The metrics module gives access to many metrics that are commonly used in machine learning. Like the rest of river, these metrics can be updated with one element at a time:

from river import metrics

model = linear_model.LogisticRegression()

metric = metrics.ROCAUC()

for x, y in dataset:
    y_pred = model.predict_proba_one(x)
    model.learn_one(x, y)
    metric.update(y, y_pred)

metric
ROCAUC: 89.36%

A common way to improve the performance of a logistic regression is to scale the data. This can be done by using a preprocessing.StandardScaler. In particular, we can define a pipeline to organise our model into a sequence of steps:

from river import compose
from river import preprocessing

model = compose.Pipeline(
    preprocessing.StandardScaler(),
    linear_model.LogisticRegression()
)

model
StandardScaler
{'counts': Counter(), 'means': defaultdict(<class 'float'>, {}), 'vars': defaultdict(<class 'float'>, {}), 'with_std': True}
LogisticRegression
{'_weights': {}, '_y_name': None, 'clip_gradient': 1000000000000.0, 'initializer': Zeros (), 'intercept': 0.0, 'intercept_init': 0.0, 'intercept_lr': Constant({'learning_rate': 0.01}), 'l2': 0.0, 'loss': Log({'weight_pos': 1.0, 'weight_neg': 1.0}), 'optimizer': SGD({'lr': Constant({'learning_rate': 0.01}), 'n_iterations': 0})}
metric = metrics.ROCAUC()

for x, y in datasets.Phishing():
    y_pred = model.predict_proba_one(x)
    model.learn_one(x, y)
    metric.update(y, y_pred)

metric
ROCAUC: 95.04%

As we can see, the model is performing much better now that the data is being scaled. Under the hood, the standard scaler maintains a running average and a running variance for each feature in the dataset. Each feature is thus scaled according to the average and the variance seen up to every given point in time.
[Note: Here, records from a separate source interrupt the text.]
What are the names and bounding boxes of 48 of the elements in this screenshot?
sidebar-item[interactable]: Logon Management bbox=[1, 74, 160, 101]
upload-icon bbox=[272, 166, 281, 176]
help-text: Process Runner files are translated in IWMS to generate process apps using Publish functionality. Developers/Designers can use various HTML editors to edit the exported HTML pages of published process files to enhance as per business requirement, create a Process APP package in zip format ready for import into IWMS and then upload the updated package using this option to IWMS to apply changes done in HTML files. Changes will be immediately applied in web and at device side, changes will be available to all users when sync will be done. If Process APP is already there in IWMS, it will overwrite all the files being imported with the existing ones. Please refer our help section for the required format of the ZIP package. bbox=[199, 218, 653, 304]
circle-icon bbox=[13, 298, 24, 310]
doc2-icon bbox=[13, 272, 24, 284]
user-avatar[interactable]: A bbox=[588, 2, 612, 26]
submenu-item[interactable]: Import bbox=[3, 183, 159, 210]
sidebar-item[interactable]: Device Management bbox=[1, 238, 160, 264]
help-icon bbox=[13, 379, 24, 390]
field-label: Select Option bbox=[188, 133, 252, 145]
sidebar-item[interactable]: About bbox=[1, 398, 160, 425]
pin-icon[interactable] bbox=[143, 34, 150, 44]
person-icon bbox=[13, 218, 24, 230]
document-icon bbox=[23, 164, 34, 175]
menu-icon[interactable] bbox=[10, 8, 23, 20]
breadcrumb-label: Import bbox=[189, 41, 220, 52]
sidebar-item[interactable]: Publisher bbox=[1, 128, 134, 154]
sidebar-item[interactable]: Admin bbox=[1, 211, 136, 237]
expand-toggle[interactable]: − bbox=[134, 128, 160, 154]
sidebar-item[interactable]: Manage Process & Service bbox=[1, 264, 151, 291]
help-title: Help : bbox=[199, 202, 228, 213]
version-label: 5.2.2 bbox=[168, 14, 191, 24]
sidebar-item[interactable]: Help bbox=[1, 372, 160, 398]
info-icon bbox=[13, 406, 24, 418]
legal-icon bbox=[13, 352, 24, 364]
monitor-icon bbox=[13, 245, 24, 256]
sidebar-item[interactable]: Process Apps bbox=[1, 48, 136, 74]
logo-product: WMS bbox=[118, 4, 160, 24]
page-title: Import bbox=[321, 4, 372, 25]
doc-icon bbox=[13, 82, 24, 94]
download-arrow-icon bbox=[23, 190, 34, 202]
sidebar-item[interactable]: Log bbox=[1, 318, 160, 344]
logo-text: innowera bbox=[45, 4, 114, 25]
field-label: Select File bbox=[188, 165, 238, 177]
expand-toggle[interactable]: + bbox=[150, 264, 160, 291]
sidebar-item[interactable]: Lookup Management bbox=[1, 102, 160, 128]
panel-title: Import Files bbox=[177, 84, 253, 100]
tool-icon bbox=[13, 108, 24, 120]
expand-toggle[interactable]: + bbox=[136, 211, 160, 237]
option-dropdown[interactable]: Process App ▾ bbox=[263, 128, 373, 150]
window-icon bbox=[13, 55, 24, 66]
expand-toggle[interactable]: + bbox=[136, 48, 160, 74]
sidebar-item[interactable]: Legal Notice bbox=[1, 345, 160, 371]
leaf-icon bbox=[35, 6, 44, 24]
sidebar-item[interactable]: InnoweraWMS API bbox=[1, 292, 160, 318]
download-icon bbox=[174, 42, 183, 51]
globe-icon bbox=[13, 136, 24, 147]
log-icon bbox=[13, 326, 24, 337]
This concludes this short guide to getting started with river. There is a lot more to discover and understand. Head towards the user guide for recipes on how to perform common machine learning tasks. You may also consult the API reference, which is a catalogue of all the modules that river exposes. Finally, the examples section contains comprehensive examples for various usecases.